We encourage the development, use and implementation, as relevant to market standards and in accordance with applicable laws and regulations, of customer identity and authentication systems by DFS providers. We promote the responsible use of data and practice of data management, including back-end technology infrastructure and/or other mechanisms to protect the privacy and security of customer data and help strengthen approaches for informed customer consent. We encourage the assessment of risk to both customers and providers in adopting various approaches and technologies.

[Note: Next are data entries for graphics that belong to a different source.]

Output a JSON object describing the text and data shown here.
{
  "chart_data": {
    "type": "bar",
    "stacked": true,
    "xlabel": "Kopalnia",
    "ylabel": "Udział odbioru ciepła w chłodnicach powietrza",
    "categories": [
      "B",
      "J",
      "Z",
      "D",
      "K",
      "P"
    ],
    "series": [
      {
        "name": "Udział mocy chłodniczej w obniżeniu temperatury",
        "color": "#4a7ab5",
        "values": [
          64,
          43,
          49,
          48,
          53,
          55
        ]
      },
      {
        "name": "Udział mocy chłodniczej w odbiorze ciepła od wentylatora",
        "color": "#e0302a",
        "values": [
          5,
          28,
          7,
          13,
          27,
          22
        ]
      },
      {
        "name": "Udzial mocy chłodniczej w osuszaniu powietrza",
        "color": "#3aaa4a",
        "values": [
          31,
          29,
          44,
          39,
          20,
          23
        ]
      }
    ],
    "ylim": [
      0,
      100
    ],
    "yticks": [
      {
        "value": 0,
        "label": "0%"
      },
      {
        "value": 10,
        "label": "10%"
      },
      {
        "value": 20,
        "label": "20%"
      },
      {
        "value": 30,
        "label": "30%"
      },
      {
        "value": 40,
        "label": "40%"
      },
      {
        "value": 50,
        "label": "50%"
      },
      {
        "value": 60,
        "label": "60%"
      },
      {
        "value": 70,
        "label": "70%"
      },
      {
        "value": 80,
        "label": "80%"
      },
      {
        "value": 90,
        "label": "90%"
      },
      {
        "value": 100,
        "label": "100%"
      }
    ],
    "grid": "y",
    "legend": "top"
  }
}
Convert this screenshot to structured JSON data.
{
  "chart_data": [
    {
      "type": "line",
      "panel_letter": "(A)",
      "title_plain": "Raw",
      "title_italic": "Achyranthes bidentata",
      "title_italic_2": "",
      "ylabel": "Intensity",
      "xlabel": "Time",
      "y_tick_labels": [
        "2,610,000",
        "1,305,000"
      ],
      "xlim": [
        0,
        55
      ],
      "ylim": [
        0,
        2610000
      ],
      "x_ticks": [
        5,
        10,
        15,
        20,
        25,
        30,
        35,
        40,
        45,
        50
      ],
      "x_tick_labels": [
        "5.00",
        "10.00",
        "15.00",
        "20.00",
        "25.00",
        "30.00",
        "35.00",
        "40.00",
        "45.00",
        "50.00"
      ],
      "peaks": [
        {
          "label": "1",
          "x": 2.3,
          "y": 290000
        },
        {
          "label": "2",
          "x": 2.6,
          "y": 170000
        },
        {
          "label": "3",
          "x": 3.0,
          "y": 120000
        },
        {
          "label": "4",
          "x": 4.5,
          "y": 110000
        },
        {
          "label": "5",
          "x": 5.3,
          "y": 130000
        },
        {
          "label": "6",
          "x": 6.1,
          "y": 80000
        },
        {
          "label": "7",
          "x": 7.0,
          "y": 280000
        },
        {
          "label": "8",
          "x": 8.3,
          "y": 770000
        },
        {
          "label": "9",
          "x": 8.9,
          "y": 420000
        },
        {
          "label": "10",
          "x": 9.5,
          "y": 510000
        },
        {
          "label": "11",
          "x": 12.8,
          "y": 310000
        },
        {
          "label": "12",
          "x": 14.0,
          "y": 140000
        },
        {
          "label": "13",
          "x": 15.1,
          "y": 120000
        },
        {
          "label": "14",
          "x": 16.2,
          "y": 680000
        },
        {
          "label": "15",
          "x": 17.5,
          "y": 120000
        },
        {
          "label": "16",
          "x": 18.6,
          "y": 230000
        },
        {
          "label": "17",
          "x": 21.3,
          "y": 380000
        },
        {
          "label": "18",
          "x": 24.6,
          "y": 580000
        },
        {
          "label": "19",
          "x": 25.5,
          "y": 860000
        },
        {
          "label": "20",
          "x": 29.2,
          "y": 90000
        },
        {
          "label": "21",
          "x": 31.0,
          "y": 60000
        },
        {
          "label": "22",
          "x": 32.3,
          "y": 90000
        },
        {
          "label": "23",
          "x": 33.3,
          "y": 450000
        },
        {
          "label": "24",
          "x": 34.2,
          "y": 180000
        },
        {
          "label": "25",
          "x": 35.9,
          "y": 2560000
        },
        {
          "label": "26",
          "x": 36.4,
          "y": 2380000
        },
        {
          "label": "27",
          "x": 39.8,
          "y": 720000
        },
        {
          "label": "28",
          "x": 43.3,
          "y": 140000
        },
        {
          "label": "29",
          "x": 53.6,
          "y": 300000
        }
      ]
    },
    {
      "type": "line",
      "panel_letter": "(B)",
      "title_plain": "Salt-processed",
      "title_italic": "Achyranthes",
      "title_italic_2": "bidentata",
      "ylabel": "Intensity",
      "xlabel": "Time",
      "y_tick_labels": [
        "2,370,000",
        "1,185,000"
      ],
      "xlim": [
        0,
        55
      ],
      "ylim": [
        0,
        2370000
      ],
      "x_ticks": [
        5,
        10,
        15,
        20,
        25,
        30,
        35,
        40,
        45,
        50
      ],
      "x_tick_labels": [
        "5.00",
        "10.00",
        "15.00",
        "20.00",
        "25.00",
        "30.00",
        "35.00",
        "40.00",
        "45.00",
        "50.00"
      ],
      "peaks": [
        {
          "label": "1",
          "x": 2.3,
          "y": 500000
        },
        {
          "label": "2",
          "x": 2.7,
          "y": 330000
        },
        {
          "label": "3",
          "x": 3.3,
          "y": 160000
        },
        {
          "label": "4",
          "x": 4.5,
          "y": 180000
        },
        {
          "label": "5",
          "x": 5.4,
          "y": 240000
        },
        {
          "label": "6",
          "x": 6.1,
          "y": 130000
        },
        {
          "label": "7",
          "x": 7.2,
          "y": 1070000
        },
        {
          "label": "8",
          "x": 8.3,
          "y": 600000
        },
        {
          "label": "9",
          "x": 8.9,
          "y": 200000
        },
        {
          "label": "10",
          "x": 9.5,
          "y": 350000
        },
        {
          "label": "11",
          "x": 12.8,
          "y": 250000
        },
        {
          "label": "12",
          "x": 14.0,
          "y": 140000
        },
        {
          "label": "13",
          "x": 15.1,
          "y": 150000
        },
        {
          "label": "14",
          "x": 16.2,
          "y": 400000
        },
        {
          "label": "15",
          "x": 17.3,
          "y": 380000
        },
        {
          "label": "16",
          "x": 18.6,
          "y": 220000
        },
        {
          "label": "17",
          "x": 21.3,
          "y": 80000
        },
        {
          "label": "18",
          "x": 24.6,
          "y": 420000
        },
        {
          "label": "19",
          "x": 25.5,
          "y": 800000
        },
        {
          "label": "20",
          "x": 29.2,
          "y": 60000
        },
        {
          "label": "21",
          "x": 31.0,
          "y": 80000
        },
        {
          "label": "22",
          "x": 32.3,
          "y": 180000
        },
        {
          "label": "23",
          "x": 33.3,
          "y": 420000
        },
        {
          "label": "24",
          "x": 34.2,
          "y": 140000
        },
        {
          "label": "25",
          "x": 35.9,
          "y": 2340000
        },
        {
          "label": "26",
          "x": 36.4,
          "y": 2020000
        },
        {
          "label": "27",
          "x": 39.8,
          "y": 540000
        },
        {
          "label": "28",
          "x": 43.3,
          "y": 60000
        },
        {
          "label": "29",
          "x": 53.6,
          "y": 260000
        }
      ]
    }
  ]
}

- Encourage and support the development and use of customer identity and authentication systems for
KYC/AML as relevant.
- Promote and support customers’ personal data privacy rights, as well as informing customers about those
rights, including which data will be collected or shared, when, with whom, for what purpose, for how long and
with which associated risks.
- Strengthen approaches for informed consent. For example, to use customer data only for the purpose
specified at the time the information is collected, unless explicitly agreed with and understood by the
- Mitigate consumer risks such as data/analytics which could be used for explicit discriminatory purposes.
- Encourage and support investees to collect consumer data on an opt-in basis. If applicable, to strive for a
balance between consumer-controlled vs. provider-proprietary data. Increasing customers’ control and use of
their digital data record could reduce the need for different lenders to collect extensive personal data.
- Collaborate with investees, other investors and other stakeholders to develop new data use standards for
digital credit which are consumer-friendly and enhance competition, for example (CGAP 2017): (i) consent and
use restrictions (e.g. restricting use of data to a per-transaction basis, having clear user consent, and
prohibiting sharing or sale of consumer transactional data by those who collect it without express and
restricted consumer consent; (ii) easy, secure processes for customers to share their own data (e.g. encourage
a neutral channel through which customers could export data from their transactional accounts in a
standardized format); (iii) standards on what types of data should be shared vs. what should be kept private.